Pour éviter ces embouteillages là…
dans
bosser partout
Cela fait désormais plus de 18 mois que je bosse à 100 pour cent chez moi.
Auparavant, je partais aux heures blêmes pour gagner Paris premier arrondissement. Si je prenais la voiture, il fallait impérativement que je sois sur la route avant sept heures moins le quart pour ne pas me retrouver coincé dans la circulation. Avec l’augmentation progressive des embouteillages en vingt ans, j’ai opté pour la solution train + vélo. Sauf que le retour par le RER C vers 23 heures, même avec un vélo pliable et la journée de stress, c’était pas le plus agréable. Près de 15 heures loin de chez soi chaque jour, avec souvent des retours au bureau le week-end pour finaliser des jobs en cours…
Mais la situation semble avoir sérieusement empirée comme le décrit ce papier de Libération…
Conclusion sans appel :
Après 14 heures au volant, 140 kilomètres au compteur, l’impression est mitigée. Paris, finalement, roule plutôt bien. Les ennuis sont ailleurs, dehors, sur l’anneau de l’A86. En banlieue. Au fil des aménagements, les embouteillages se sont éloignés de Paris à la manière des ronds dans l’eau.
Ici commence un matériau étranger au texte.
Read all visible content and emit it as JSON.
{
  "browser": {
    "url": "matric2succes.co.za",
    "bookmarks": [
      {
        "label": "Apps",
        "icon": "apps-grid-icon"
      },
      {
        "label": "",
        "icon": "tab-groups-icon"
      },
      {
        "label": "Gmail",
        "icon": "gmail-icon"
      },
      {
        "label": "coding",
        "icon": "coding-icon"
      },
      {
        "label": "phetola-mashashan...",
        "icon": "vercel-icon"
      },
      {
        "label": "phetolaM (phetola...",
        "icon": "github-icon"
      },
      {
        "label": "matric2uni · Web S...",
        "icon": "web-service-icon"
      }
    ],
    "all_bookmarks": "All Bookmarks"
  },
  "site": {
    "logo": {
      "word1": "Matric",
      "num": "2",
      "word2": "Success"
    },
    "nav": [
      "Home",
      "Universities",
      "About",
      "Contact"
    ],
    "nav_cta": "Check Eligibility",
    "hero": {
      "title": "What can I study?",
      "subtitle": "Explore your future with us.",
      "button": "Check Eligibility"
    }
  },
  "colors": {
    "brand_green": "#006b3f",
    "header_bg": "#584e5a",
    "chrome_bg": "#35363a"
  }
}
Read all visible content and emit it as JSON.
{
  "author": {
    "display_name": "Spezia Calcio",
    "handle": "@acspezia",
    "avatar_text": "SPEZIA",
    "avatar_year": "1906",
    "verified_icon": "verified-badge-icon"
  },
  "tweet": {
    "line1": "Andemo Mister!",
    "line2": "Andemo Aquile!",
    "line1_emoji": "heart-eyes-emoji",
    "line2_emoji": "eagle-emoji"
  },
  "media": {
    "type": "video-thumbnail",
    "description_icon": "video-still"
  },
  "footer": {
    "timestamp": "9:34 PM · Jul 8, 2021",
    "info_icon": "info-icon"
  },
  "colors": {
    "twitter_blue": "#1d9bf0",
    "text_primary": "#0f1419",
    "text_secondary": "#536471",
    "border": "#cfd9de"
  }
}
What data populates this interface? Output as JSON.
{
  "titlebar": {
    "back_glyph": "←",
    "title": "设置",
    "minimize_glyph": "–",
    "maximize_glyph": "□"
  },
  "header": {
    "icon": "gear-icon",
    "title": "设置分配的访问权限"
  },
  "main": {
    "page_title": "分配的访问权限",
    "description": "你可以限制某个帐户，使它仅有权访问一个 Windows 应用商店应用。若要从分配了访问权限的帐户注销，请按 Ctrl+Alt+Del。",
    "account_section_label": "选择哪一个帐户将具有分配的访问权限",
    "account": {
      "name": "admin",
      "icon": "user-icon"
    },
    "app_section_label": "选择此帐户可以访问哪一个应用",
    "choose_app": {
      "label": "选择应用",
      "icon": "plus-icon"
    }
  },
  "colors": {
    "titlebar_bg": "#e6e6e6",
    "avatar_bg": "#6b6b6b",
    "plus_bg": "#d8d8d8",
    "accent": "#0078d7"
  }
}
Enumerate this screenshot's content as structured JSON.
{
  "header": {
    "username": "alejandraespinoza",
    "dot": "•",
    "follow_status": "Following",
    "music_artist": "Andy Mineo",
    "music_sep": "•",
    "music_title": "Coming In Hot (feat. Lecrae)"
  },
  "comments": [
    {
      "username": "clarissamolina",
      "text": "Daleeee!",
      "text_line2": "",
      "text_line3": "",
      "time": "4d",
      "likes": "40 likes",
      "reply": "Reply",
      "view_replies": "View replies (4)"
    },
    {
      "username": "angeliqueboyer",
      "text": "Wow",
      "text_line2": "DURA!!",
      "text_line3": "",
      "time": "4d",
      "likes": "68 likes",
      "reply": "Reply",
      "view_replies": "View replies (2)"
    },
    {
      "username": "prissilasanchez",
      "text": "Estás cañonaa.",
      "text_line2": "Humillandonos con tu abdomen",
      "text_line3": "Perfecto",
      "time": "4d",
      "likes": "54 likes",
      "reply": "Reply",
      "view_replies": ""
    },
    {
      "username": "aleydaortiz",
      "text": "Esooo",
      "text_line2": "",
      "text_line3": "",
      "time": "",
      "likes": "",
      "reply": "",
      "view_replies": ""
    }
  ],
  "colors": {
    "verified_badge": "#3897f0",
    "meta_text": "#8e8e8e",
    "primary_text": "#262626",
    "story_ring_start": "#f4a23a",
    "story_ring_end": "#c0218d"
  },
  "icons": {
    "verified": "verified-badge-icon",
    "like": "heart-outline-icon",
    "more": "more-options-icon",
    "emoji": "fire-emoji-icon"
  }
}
Exact, la A86 passe pas très loin de chez moi et j’entends le grondement du trafic très tôt avant de me lever… Bref, ceci pour recommander à certains décideurs de lire notre petit livre et de réfléchir à la possibilité pour certains de leurs salariés de bosser un peu chez eux. Vu le temps gagné, l’argent économisé, la pollution et le stress évités, ce n’est pas un mauvais plan, non ? Mais attention, comme nous l’avons écrit, tout le monde n’est pas apte. Mental d’acier obligatoire.